The Piano Establishment

I spent last weekend in Osaka with 'the boys' from my prefecture - 3 fellow guys who I regularly play Airsoft games with. We went to Osaka with the express purpose of playing at one of Japan's rare indoor Airsoft arenas. As promised, it was awesome, but this isn't a gun geek post. This post is about the break I took one afternoon to head to Kyoto.

Kyoto is only 30 minutes from Osaka by train, so I had no excuse not to go to my friend Eri's piano contest happening on Saturday afternoon. The world of piano is a funny thing, it seems.

As this was a contest, I saw a rapid succession of several players, mostly girls, dressed mostly in black with the occasional white, who each played for 6 minutes before a small bell rang, the players stopped mid-note, and quietly walked off stage. No applause was allowed.

The players were obviously talented, but you could hear a wide disparity in skill. The less talented (or more nervous) players paused before notes that were big steps across the keyboard. Most aspired to what seemed to me to be the current fashion in piano playing: schizophrenia. I turn my TV onto the NHK Education channel pretty often at night (I only have 5 channels) and more often than not it's classical music, and there's usually a special place, front and center, for a fat pianist with an impossibly long Eastern European last name and a penchant for overacting as he plays: tender baby Jesus facial expressions for legato segments, Furious Anger for the forte. It strikes me as lame every time. Yes, I know that piano comes from pianoforte, which means 'soft' and 'strong' at once. But Mr. Nagaheekamapouliskov seems to have forgotten everything that comes in between. And yet this guy's on-off-switch style of playing is all the rage, telling by what I see on TV. And it's ugly.

But then in stepped Eri. I knew she was playing Debussy, a composer known for his expressions of smoothness and grace, but that was all I knew. She arrived for her 6 minutes dressed in a gorgeous pink dress, a pearl necklace, and meticulously done-up hair. Honestly, she'll be hard-pressed to look that classy on her own wedding day.
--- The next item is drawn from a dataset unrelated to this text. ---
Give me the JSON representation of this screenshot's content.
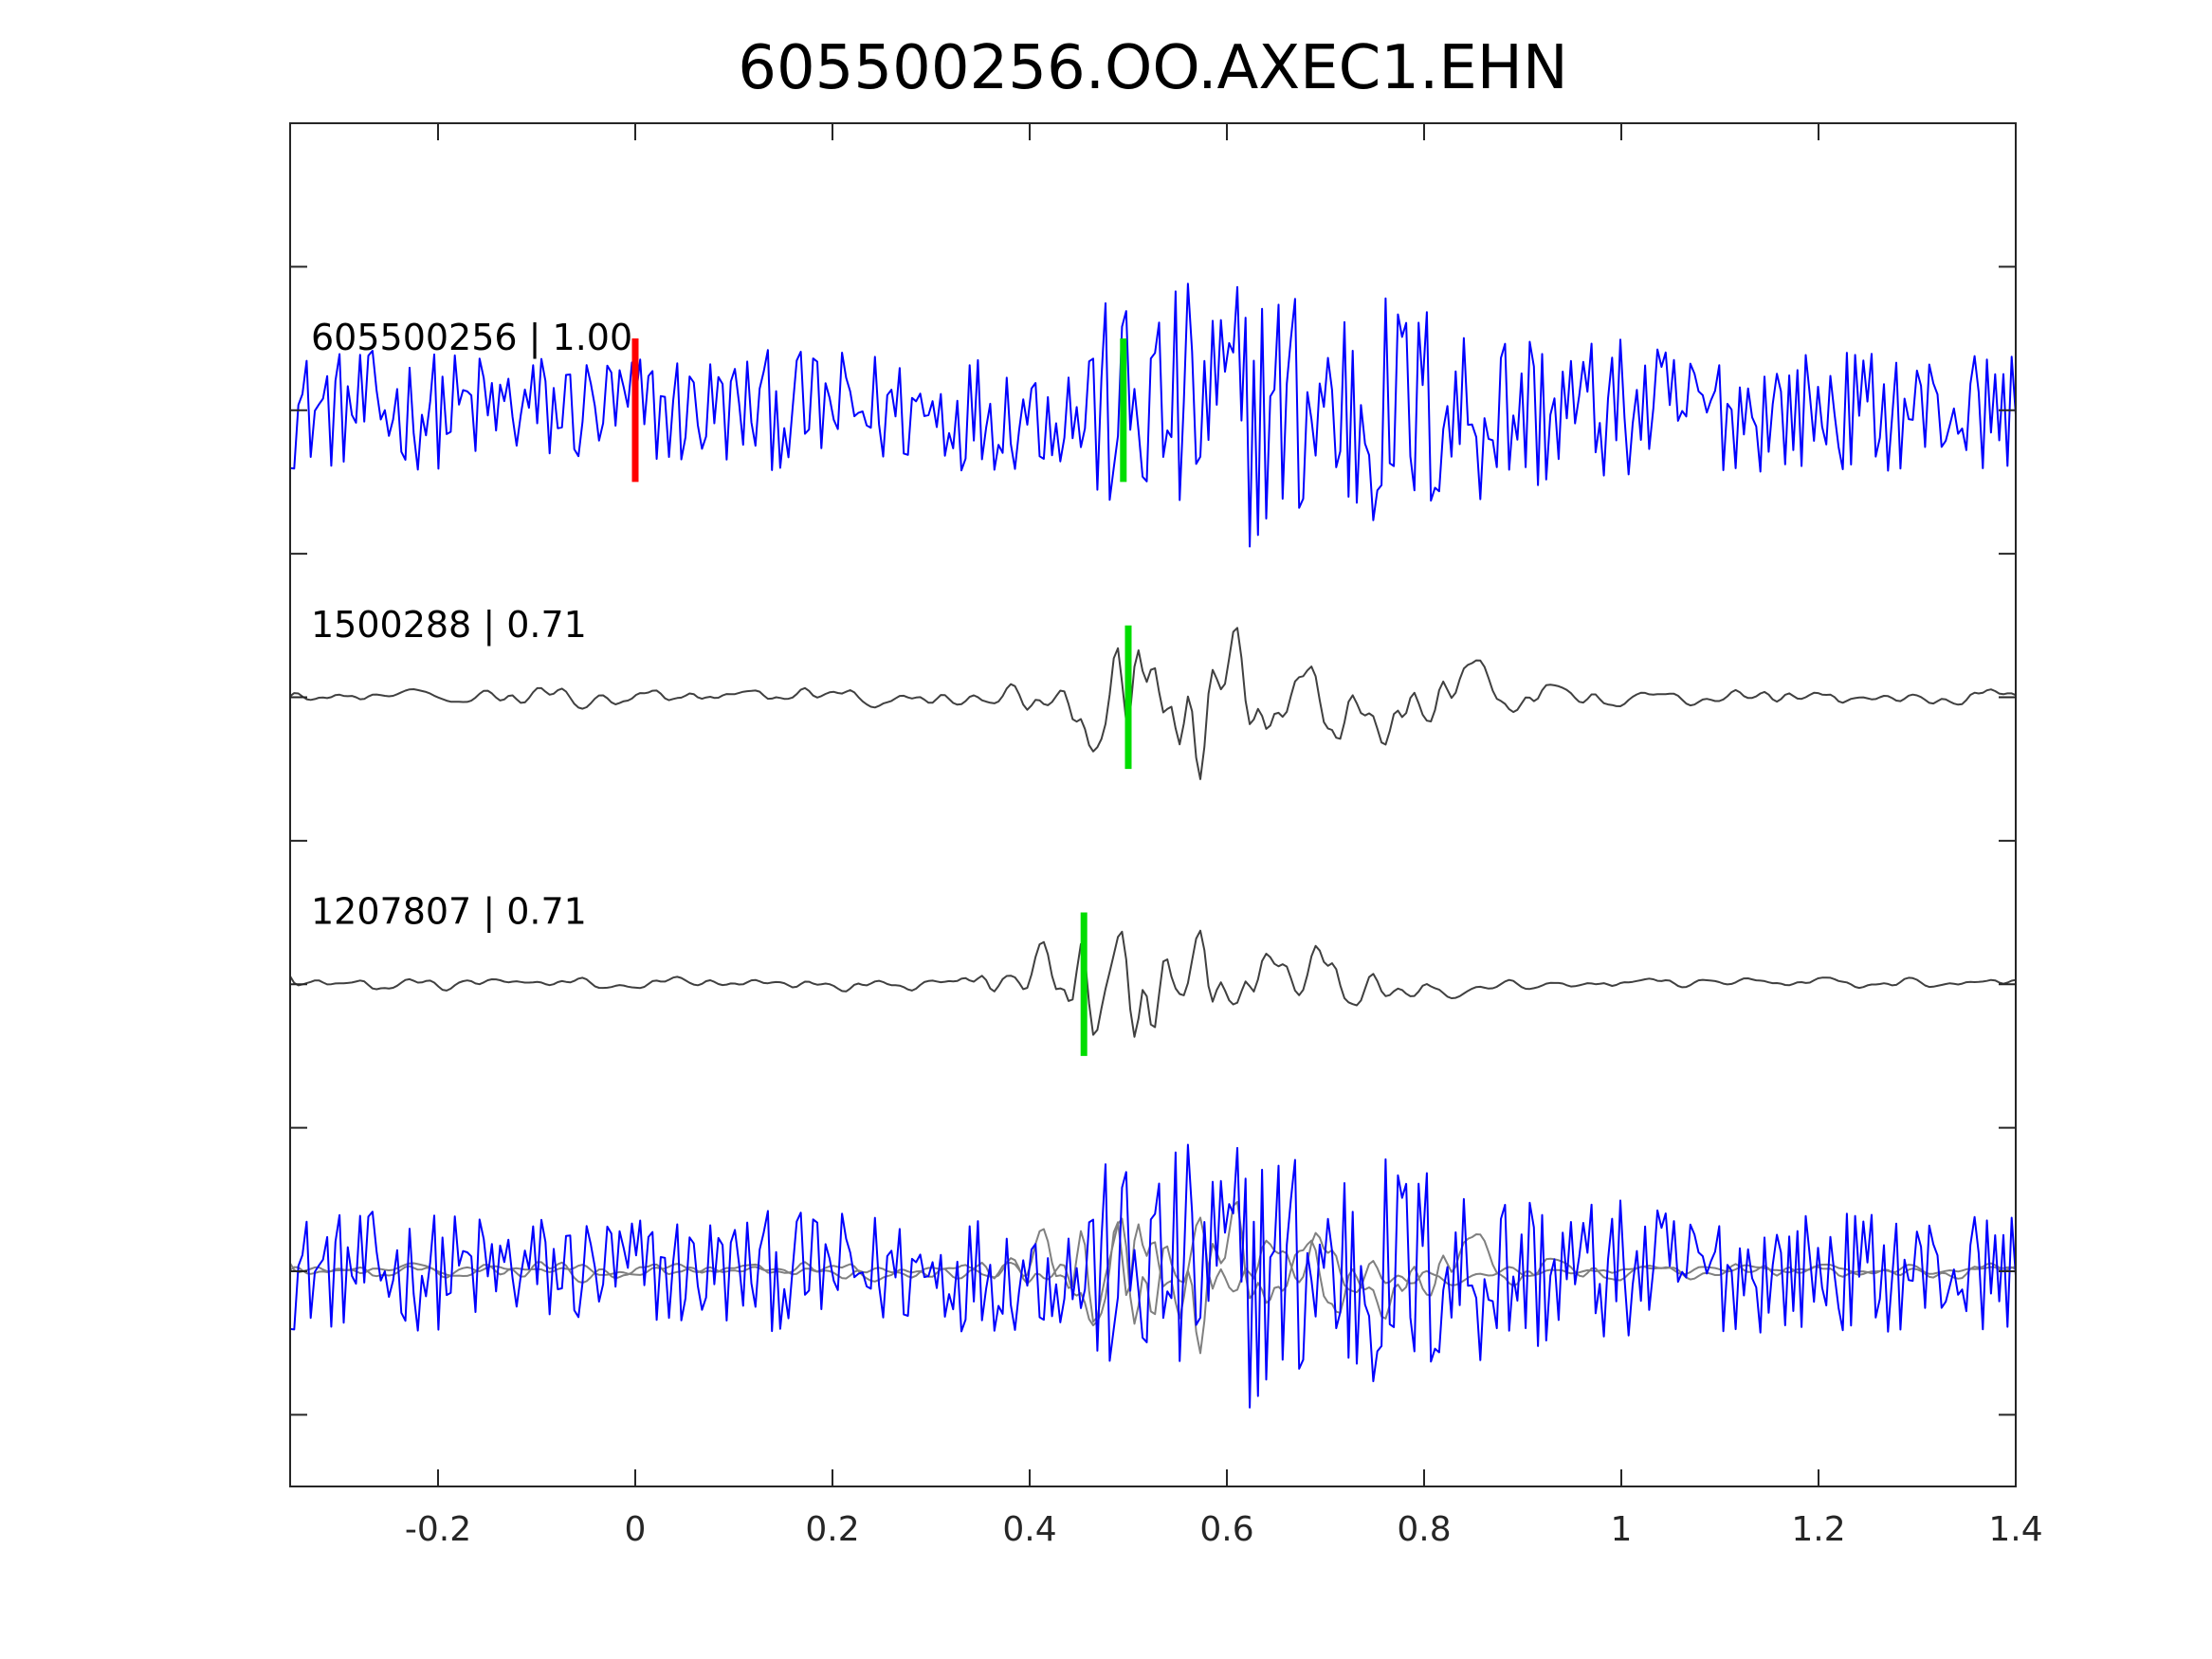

And it was everything I could have hoped for. With the weaker players, you could see the fear in their eyes, the fear that the piano might somehow betray them and PLONK out the wrong note. Eri didn't show a hint of it. She looked as she should: the piano was her tool, her instrument to control. And she played like it too. Weaker pianists play with their fingers. She played with her whole arms, her wrists smoothly but firmly commanding the piano to do her bidding. The resultant sound was beautiful: a full dynamic range, a smoothness that any player should aspire to play with, a sound that Debussy himself may have thought of when composing. She was the only one who didn't sound like Mr. Nagaheekamapouliskov, and that was a good thing.

Except I was wrong. The performance was a train-wreck. She spent 15 minutes being let into by her piano teacher before she could even talk to me or her own mom and sister who had come to watch. That teeny flower bouquet I brought along in the interest of tradition could wait. She had blown it.

As she finally stepped outside to talk to us, apparently she had known it all along. She had "given up right after [she] started." Wait, what? This performance that I had concluded was awesome was in fact her not cranking it to 11. It was her choking. She was too jittered to carry a regular conversation, so she sent the family and me off to have coffee together without her while she stuck around to await her 'miserable' result.

The result, according to a text the next morning, was a 'miserable' 5th out of 14 players. The top 4 were set to advance on to some other competition. For Eri, the score was some minor solace - she still did well despite totally blowing it. For me, the score made perfect sense: beautiful performance, but not what The Piano-Playing Establishment is looking for.

Eri, by the way, just accepted a job at Yamaha as an in-house piano instructor. I still don't understand why Yamaha employs them, but more importantly she's now technically a professional pianist. Take that, Establishment.